Accontentarsi vuole dire essere in una situazione che non soddisfa o non piace proprio e non fare nulla per cambiarla. Per pigrizia, per poca autostima o scarsa ambizione. 

Per me il motore del cambiamento deve essere alimentata da una misurata ambizione. Bisogna capire le proprie potenzialità,  i propri limiti e puntando in direzione dei propri sogni avanzare fino ad essere soddisfatti (che non è necessariamente realizzare il sogno ma stare bene )



Brunetta ha detto:


> Il merito c'entra poco anche nel lavoro perché ci sono casi in cui hai un ruolo perché te lo sei meritato, altre in cui te lo sei meritato ma l'ha chi non se lo merita.
> Figuriamoci nei sentimenti. Puoi essere una persona solida con capacità di amore, dedizione, dialogo e ogni qualità necessaria per un rapporto appagante ma non riuscire ad averlo quel rapporto.
> Così scegli il niente perché quel rapporto non va, non perché ne "meriti" uno migliore. Il migliore potrebbe non arrivare mai.

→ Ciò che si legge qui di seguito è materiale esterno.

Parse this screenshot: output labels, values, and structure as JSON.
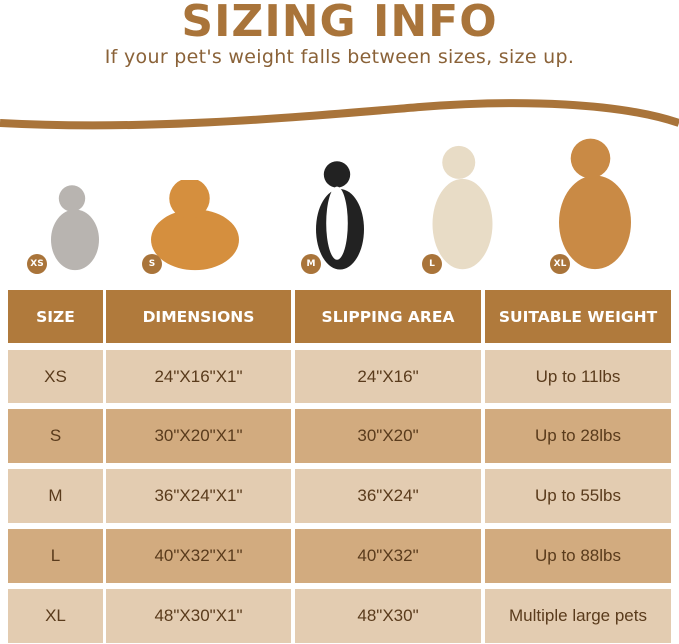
{
  "header": {
    "title": "SIZING INFO",
    "subtitle": "If your pet's weight falls between sizes, size up."
  },
  "colors": {
    "accent": "#b07a3c",
    "row_light": "#e3ccb1",
    "row_dark": "#d2ab7f"
  },
  "pets": [
    {
      "badge": "XS",
      "animal": "cat"
    },
    {
      "badge": "S",
      "animal": "corgi"
    },
    {
      "badge": "M",
      "animal": "border-collie"
    },
    {
      "badge": "L",
      "animal": "golden-retriever-light"
    },
    {
      "badge": "XL",
      "animal": "golden-retriever"
    }
  ],
  "table": {
    "headers": [
      "SIZE",
      "DIMENSIONS",
      "SLIPPING AREA",
      "SUITABLE WEIGHT"
    ],
    "rows": [
      [
        "XS",
        "24\"X16\"X1\"",
        "24\"X16\"",
        "Up to 11lbs"
      ],
      [
        "S",
        "30\"X20\"X1\"",
        "30\"X20\"",
        "Up to 28lbs"
      ],
      [
        "M",
        "36\"X24\"X1\"",
        "36\"X24\"",
        "Up to 55lbs"
      ],
      [
        "L",
        "40\"X32\"X1\"",
        "40\"X32\"",
        "Up to 88lbs"
      ],
      [
        "XL",
        "48\"X30\"X1\"",
        "48\"X30\"",
        "Multiple large pets"
      ]
    ]
  }
}
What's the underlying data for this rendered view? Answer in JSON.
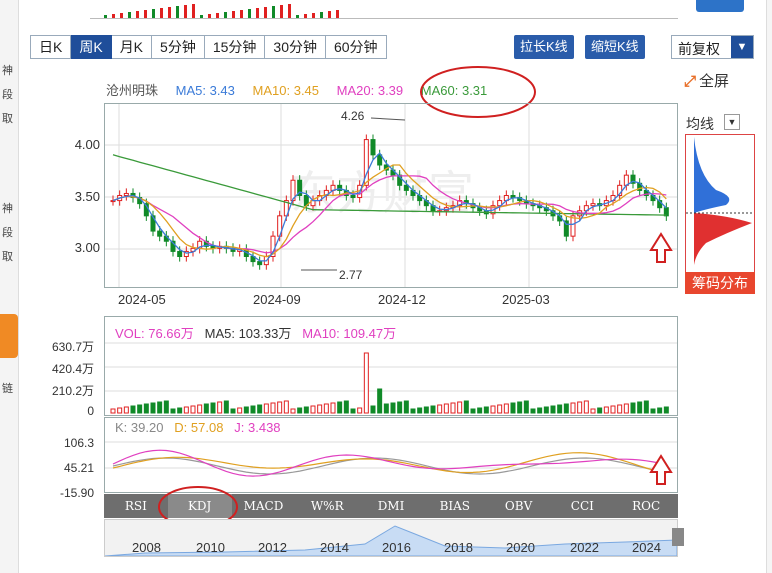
{
  "left_strip": {
    "chars": [
      "神",
      "段",
      "取",
      "神",
      "段",
      "取",
      "链"
    ]
  },
  "period_tabs": [
    {
      "label": "日K",
      "active": false
    },
    {
      "label": "周K",
      "active": true
    },
    {
      "label": "月K",
      "active": false
    },
    {
      "label": "5分钟",
      "active": false
    },
    {
      "label": "15分钟",
      "active": false
    },
    {
      "label": "30分钟",
      "active": false
    },
    {
      "label": "60分钟",
      "active": false
    }
  ],
  "toolbar": {
    "stretch_label": "拉长K线",
    "shrink_label": "缩短K线",
    "adjust_label": "前复权",
    "fullscreen_label": "全屏"
  },
  "legend": {
    "name": "沧州明珠",
    "ma5": "MA5: 3.43",
    "ma10": "MA10: 3.45",
    "ma20": "MA20: 3.39",
    "ma60": "MA60: 3.31"
  },
  "colors": {
    "ma5": "#3b7bd8",
    "ma10": "#e0a020",
    "ma20": "#e040c0",
    "ma60": "#3a9a3a",
    "up": "#e02020",
    "down": "#108a28",
    "circle": "#d02020"
  },
  "main_axis": {
    "y_labels": [
      "4.00",
      "3.50",
      "3.00"
    ],
    "x_labels": [
      "2024-05",
      "2024-09",
      "2024-12",
      "2025-03"
    ]
  },
  "annotations": {
    "high": "4.26",
    "low": "2.77"
  },
  "volume": {
    "vol": "VOL: 76.66万",
    "ma5": "MA5: 103.33万",
    "ma10": "MA10: 109.47万",
    "y_labels": [
      "630.7万",
      "420.4万",
      "210.2万",
      "0"
    ]
  },
  "kdj": {
    "k": "K: 39.20",
    "d": "D: 57.08",
    "j": "J: 3.438",
    "y_labels": [
      "106.3",
      "45.21",
      "-15.90"
    ]
  },
  "indicator_tabs": [
    {
      "label": "RSI",
      "active": false
    },
    {
      "label": "KDJ",
      "active": true
    },
    {
      "label": "MACD",
      "active": false
    },
    {
      "label": "W%R",
      "active": false
    },
    {
      "label": "DMI",
      "active": false
    },
    {
      "label": "BIAS",
      "active": false
    },
    {
      "label": "OBV",
      "active": false
    },
    {
      "label": "CCI",
      "active": false
    },
    {
      "label": "ROC",
      "active": false
    }
  ],
  "timeline": {
    "labels": [
      "2008",
      "2010",
      "2012",
      "2014",
      "2016",
      "2018",
      "2020",
      "2022",
      "2024"
    ]
  },
  "distribution": {
    "avg_label": "均线",
    "button_label": "筹码分布"
  }
}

Per ora quello che ho capito è che nei sentimenti non è l'essere una persona solida con capacità di amore, dedizione, dialogo e ogni qualità necessaria per un rapporto appagante che ti permette di scegliere un rapporto soddisfacente ma le emozioni che sei in grado di far provare. Ma un rapporto di sole emozioni è costruito sul nulla.... e così non và bene. Rimandato a settembre


----------



## lunaiena (6 Giugno 2014)

morfeo78 ha detto:


> A*ccontentarsi vuole dire essere in una situazione che non soddisfa o non piace proprio e non fare nulla per cambiarla. Per pigrizia, per poca autostima o* scarsa ambizione.
> 
> Per me il motore del cambiamento deve essere alimentata da una misurata ambizione. Bisogna capire le proprie potenzialità,  i propri limiti e puntando in direzione dei propri sogni avanzare fino ad essere soddisfatti (che non è necessariamente realizzare il sogno ma stare bene )
> 
> ...



questo lo pensi tu o è una regola??


----------



## Spider (6 Giugno 2014)

morfeo78 ha detto:


> Accontentarsi vuole dire essere in una situazione che non soddisfa o non piace proprio e non fare nulla per cambiarla. Per pigrizia, per poca autostima o scarsa ambizione.
> 
> Per me il motore del cambiamento deve essere alimentata da una misurata ambizione. Bisogna capire le proprie potenzialità,  i propri limiti e puntando in direzione dei propri sogni avanzare fino ad essere soddisfatti (che non è necessariamente realizzare il sogno ma stare bene )
> 
> ...



morfy...di la verità, è finito proprio adesso il film in seconda serata.
però quanto è bello quello che hai scritto.
eppure le sole emozioni basterebbero eccome...sia se vivi in un castello
 sia se vivi in una semplice capanna.


----------



## Brunetta (6 Giugno 2014)

morfeo78 ha detto:


> Accontentarsi vuole dire essere in una situazione che non soddisfa o non piace proprio e non fare nulla per cambiarla. Per pigrizia, per poca autostima o scarsa ambizione.
> 
> Per me il motore del cambiamento deve essere alimentata da una misurata ambizione. Bisogna capire le proprie potenzialità,  i propri limiti e puntando in direzione dei propri sogni avanzare fino ad essere soddisfatti (che non è necessariamente realizzare il sogno ma stare bene )
> 
> ...


Ma né una né l'altra, per me, è solo una fortunata coincidenza di trovare (o forse di saper trovare) una persona capace di accontentarsi, nel senso detto da Innominata.


----------



## morfeo78 (6 Giugno 2014)

Brunetta ha detto:


> Ma né una né l'altra, per me, è solo una fortunata coincidenza di trovare (o forse di saper trovare) una persona capace di accontentarsi, nel senso detto da Innominata.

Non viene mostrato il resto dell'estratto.